Mal ganz grundsätzlich: Räume eng machen, Spiel breit machen, hinten dicht machen, vorne drauf gehen: Woran soll man denn heute noch glauben, Herr Loy?
Okay, grundsätzlich gilt festzuhalten, dass es über die Auswirkungen taktischen Verhaltens und des Erfolgs einzelner Spielhandlungen auf den Spielerfolg als solchen so gut wie überhaupt keine Erkenntnisse gibt. Ich betone gerne noch einmal, dass es tausende verschiedener Faktoren gibt, die die Leistungen und den Erfolg im Fußballspiel beeinflussen, doch wir wissen nicht ansatzweise, in welcher Form dies geschieht. Dennoch gibt es Heerscharen von Trainern, Spielern oder Managern, die sich hinstellen und irgendetwas behaupten, ohne zu wissen, ob es richtig oder falsch ist.
Klingt aber immer super. Wenn mir jemand sagt „Komm mehr über Außen“, denke ich, dass da ganz viel Weisheit hinter steckt, fange innerlich an zu jubeln und gehorche wie ein Schüler seinem Meister.
Ja, über die Außen spielen, schnell nach vorne spielen, das Mittelfeld überbrücken, bis zur Grundlinie durchgehen…
…Lechz…
…aber da muss man ganz klar sagen, dass es darüber keinerlei abgesicherte Erkenntnisse gibt, und die Wahrscheinlichkeit, dass von solchen Aussagen zumindest 50 Prozent falsch sind, ist sehr hoch. Es wäre also in diesem Kontext ein Zeichen von Seriosität, vor die Kamera zu treten und Aussagen als Vermutungen an Stelle von Behauptungen bzw. sicherem Wissen zu verkaufen. Weiß man doch gar nicht, was richtig ist. Meine Untersuchungen haben zum Beispiel aufgezeigt, dass Angriffe durch die Mitte genau so häufig zum Erfolg führen wie Offensivaktionen über die Flügel. Es gibt so viele Dinge, die gerne als Tatsachen hingestellt werden, obwohl sie nicht im Geringsten abgesichert sind. Schauen Sie, ein wunderschönes Beispiel: Nürnbergs Trainer Hans Meyer wechselt im Pokalspiel gegen Aachen kurz vorm Elfmeterschießen seinen Torwart aus. Auf die anschließende Frage eines Reporters, ob er sich so sicher war, dass Daniel Klewer wieder zum Helden werden würde, antwortete er: In welcher Sache im Fußball können Sie sich eigentlich sicher sein? Eine der schönsten Aussagen, die ich im Fußball in den letzten zwanzig Jahren gehört habe. Wer so etwas sagt, hat erkannt, um was es im Fußball überhaupt geht. Herausragend!

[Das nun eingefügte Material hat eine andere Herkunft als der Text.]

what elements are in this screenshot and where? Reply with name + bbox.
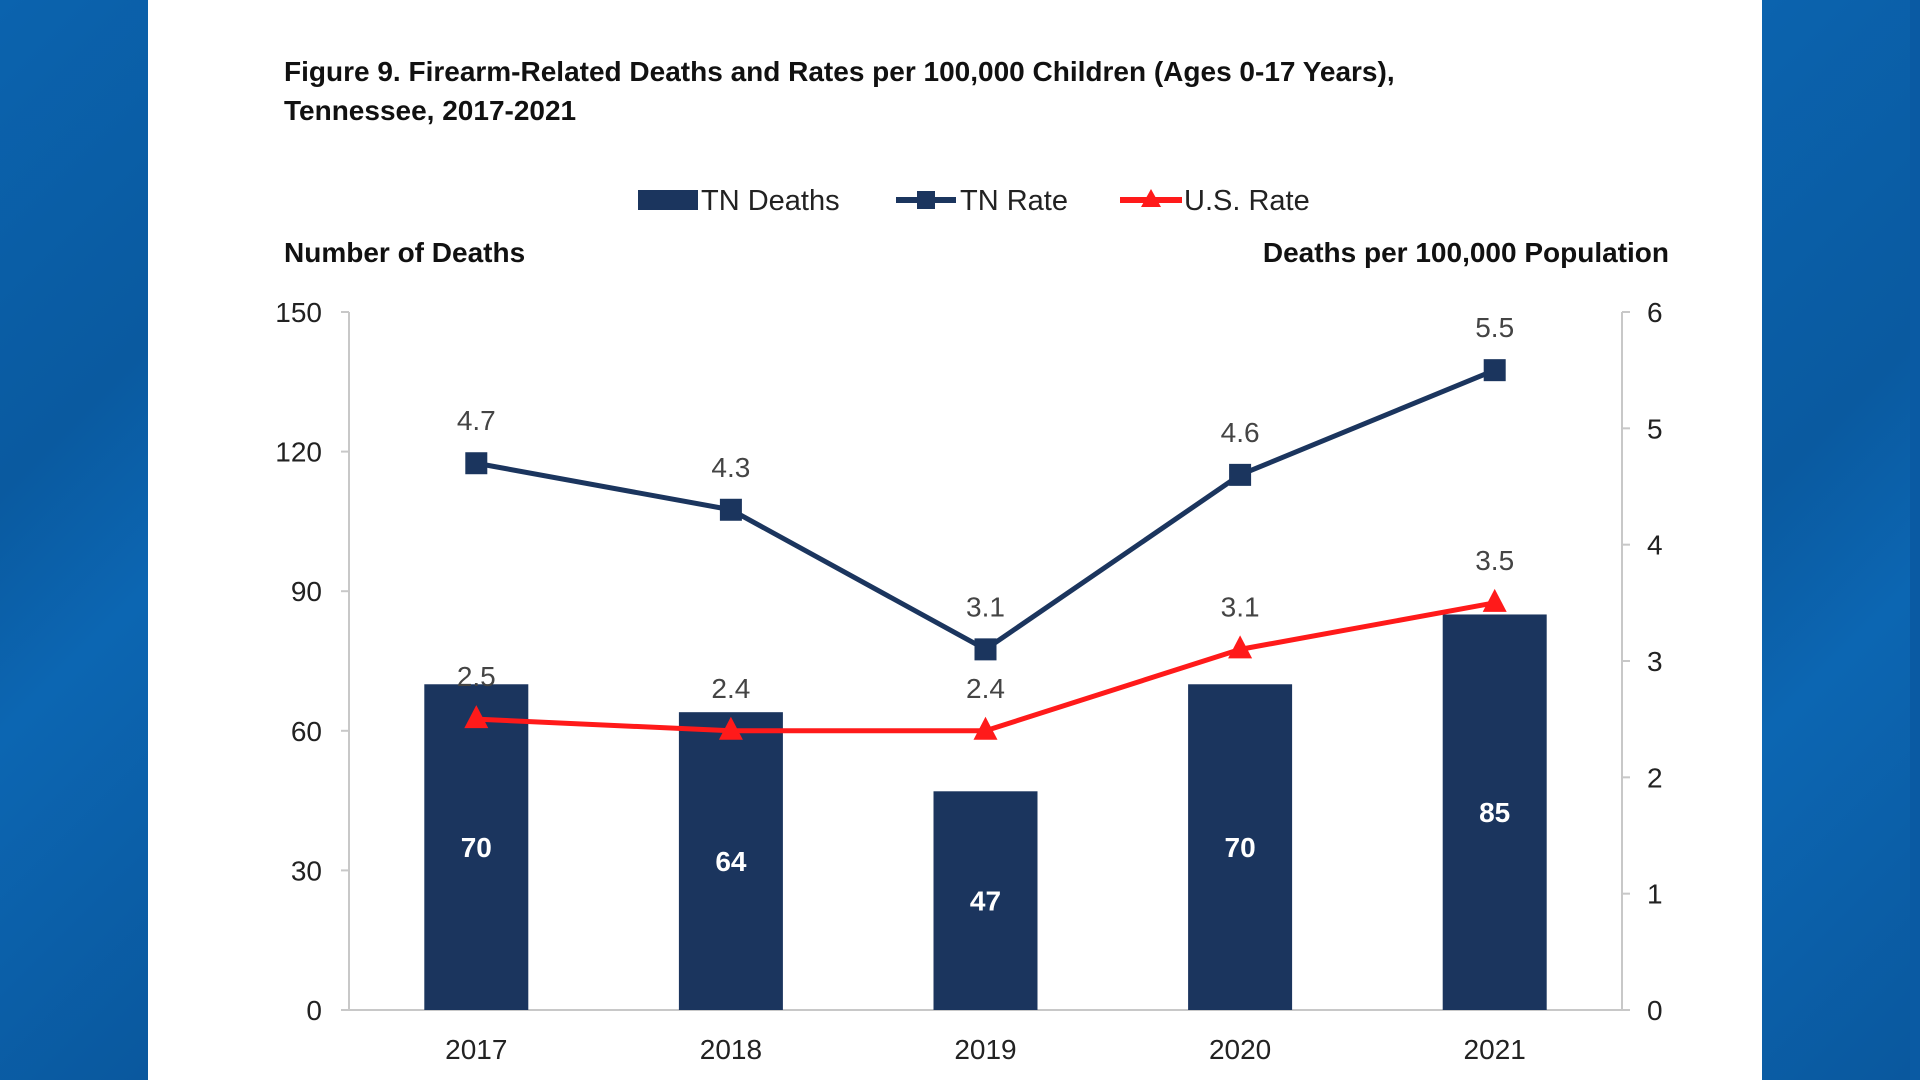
x-tick-label: 2021 [1464,1034,1526,1065]
tn-rate-marker [465,452,488,475]
bar-data-label: 85 [1479,797,1510,828]
tn-rate-marker [974,638,997,661]
us-rate-marker [1482,588,1507,612]
point-data-label: 4.7 [457,405,496,436]
x-tick-label: 2018 [700,1034,762,1065]
bar-tn-deaths [1188,684,1293,1010]
us-rate-marker [464,705,489,729]
tn-rate-marker [1229,463,1252,486]
bar-data-label: 64 [715,846,747,877]
bar-tn-deaths [678,712,783,1010]
left-tick-label: 150 [275,297,322,328]
left-axis-title: Number of Deaths [284,237,525,268]
right-tick-label: 4 [1647,530,1663,561]
point-data-label: 3.5 [1475,545,1514,576]
x-tick-label: 2019 [954,1034,1016,1065]
background-left [0,0,148,1080]
right-tick-label: 2 [1647,762,1663,793]
legend-swatch-tn-deaths [638,190,698,210]
bar-tn-deaths [933,791,1038,1010]
legend-label-tn-deaths: TN Deaths [701,185,840,217]
right-tick-label: 1 [1647,879,1663,910]
right-tick-label: 3 [1647,646,1663,677]
title-line-2: Tennessee, 2017-2021 [284,95,577,126]
right-tick-label: 6 [1647,297,1663,328]
legend-label-us-rate: U.S. Rate [1184,185,1310,217]
left-tick-label: 120 [275,437,322,468]
point-data-label: 3.1 [1221,591,1260,622]
bar-data-label: 47 [970,886,1001,917]
point-data-label: 2.5 [457,661,496,692]
legend: TN Deaths TN Rate U.S. Rate [638,185,1310,217]
us-rate-marker [973,716,998,740]
title-line-1: Figure 9. Firearm-Related Deaths and Rat… [284,56,1395,87]
legend-marker-us-rate [1141,189,1161,207]
left-tick-label: 30 [291,855,322,886]
chart-title: Figure 9. Firearm-Related Deaths and Rat… [284,52,1395,130]
point-data-label: 4.6 [1221,417,1260,448]
x-tick-label: 2017 [445,1034,507,1065]
tn-rate-marker [719,498,742,521]
bar-data-label: 70 [461,832,492,863]
point-data-label: 2.4 [711,673,750,704]
us-rate-marker [1228,635,1253,659]
left-tick-label: 60 [291,716,322,747]
right-axis-title: Deaths per 100,000 Population [1263,237,1669,268]
bar-data-label: 70 [1225,832,1256,863]
right-tick-label: 0 [1647,995,1663,1026]
tn-rate-marker [1483,359,1506,382]
us-rate-marker [718,716,743,740]
bar-tn-deaths [424,684,529,1010]
left-tick-label: 0 [306,995,322,1026]
legend-label-tn-rate: TN Rate [960,185,1068,217]
bar-tn-deaths [1442,614,1547,1010]
x-tick-label: 2020 [1209,1034,1271,1065]
point-data-label: 2.4 [966,673,1005,704]
right-tick-label: 5 [1647,413,1663,444]
background-right [1762,0,1910,1080]
point-data-label: 3.1 [966,591,1005,622]
legend-marker-tn-rate [917,191,935,209]
left-tick-label: 90 [291,576,322,607]
point-data-label: 5.5 [1475,312,1514,343]
point-data-label: 4.3 [711,452,750,483]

Hat eine gewisse philosophische Tiefe. Ich weiß, dass ich nichts weiß.
Ach, Sokrates.
Guter Spieler.
Nee, ich meine den Griechen. Aber was ich damit unterstreichen will, ist, dass ich mir im Fußball sehnlichst eine Kultur der Zurückhaltung wünschen würde. Im Fußball ist doch, wie bei vielem im Leben, der Zufall federführend. Und dass sich da jemand hinstellt und eben nicht sagt, er wüsste alles, zeugt für mich von wahrer Größe.
Jetzt aber mal was Handfestes: Flanken von der Grundlinie!
Völlig unseriös. Hat Völler damals immer gefordert. Es gibt aber keinerlei Erkenntnisse darüber, wie oft der Ball auf dem Weg dorthin durch misslungene Dribblings oder ungenaues Passspiel verloren geht. Solange man das nicht weiß, kann man auch nicht sagen, ob es rentabel ist, bis zur Grundlinie vorzugehen. Ist ja auch eng da.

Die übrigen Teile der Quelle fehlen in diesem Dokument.